—Oh! oh! quelle est-elle? fit-il en regardant le jeune homme d’un air presque malicieux.
—Quel est le fait qui vous a conduit à mener la vie que vous menez ici? Car, pour embrasser la doctrine d’un pareil renoncement à tout intérêt, on doit être dégoûté du monde, y avoir été blessé ou y avoir blessé les autres.
—Eh quoi! mon enfant, répondit le vieillard en laissant errer sur ses larges lèvres un de ces sourires qui rendaient sa bouche vermeille une des plus affectueuses que le génie des peintres ait pu rêver, ne peut-on se sentir ému d’une pitié profonde au spectacle des misères que Paris enferme dans ses murs? Saint Vincent de Paul a-t-il eu besoin de l’aiguillon du remords ou de la vanité blessée pour se vouer aux enfants abandonnés?
—Ceci me ferme d’autant plus la bouche, que si jamais une âme a ressemblé à celle de ce héros chrétien, c’est assurément la vôtre, répondit Godefroid.

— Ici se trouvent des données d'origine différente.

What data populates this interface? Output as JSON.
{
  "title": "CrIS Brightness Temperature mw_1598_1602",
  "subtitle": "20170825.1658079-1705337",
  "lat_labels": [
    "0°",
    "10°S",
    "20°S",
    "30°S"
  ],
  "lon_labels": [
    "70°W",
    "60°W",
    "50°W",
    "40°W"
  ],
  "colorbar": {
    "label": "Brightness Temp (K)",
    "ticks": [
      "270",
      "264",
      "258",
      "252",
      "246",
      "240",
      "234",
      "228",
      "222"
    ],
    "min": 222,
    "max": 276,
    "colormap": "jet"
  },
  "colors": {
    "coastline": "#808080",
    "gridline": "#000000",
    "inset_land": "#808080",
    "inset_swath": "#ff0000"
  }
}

Malgré la dureté que l’âge avait imprimée à la peau de son visage presque jaune et ridé, le vieillard rougit excessivement; car il semblait avoir provoqué cet éloge, auquel sa modestie bien connue permettait de croire qu’il n’avait pas songé. Godefroid savait bien que les commensaux de madame de La Chanterie étaient sans aucun goût pour cet encens. Néanmoins, l’excessive simplicité du bonhomme Alain fut plus embarrassée de ce scrupule qu’une jeune fille aurait pu l’être d’avoir conçu quelque pensée mauvaise.
—Si je suis encore bien loin de lui au moral, reprit monsieur Alain, je suis bien sûr de lui ressembler au physique....
Godefroid voulut parler, mais il en fut empêché par un geste du vieillard, dont le nez avait en effet l’apparence tuberculeuse de celui du saint, et dont la figure, semblable à celle d’un vieux vigneron, était le vrai duplicata de la grosse figure commune du fondateur des Enfants-Trouvés.
—Quant à moi, vous avez raison, dit-il en continuant; ma vocation pour notre œuvre fut déterminée par un sentiment de repentir, à cause d’une aventure...
—Vous, une aventure! s’écria doucement Godefroid à qui ce mot fit oublier ce qu’il voulait répondre d’abord au vieillard.
—Oh, mon Dieu, ce que je vais vous raconter vous paraîtra sans doute une bagatelle, une niaiserie; mais au tribunal de la conscience, il en fut autrement. Si vous persistez dans votre désir de participer à nos œuvres, après m’avoir écouté, vous comprendrez que les sentiments sont en raison de la force des âmes, et que le fait qui ne tourmente pas un esprit fort peut très bien troubler la conscience d’un faible chrétien.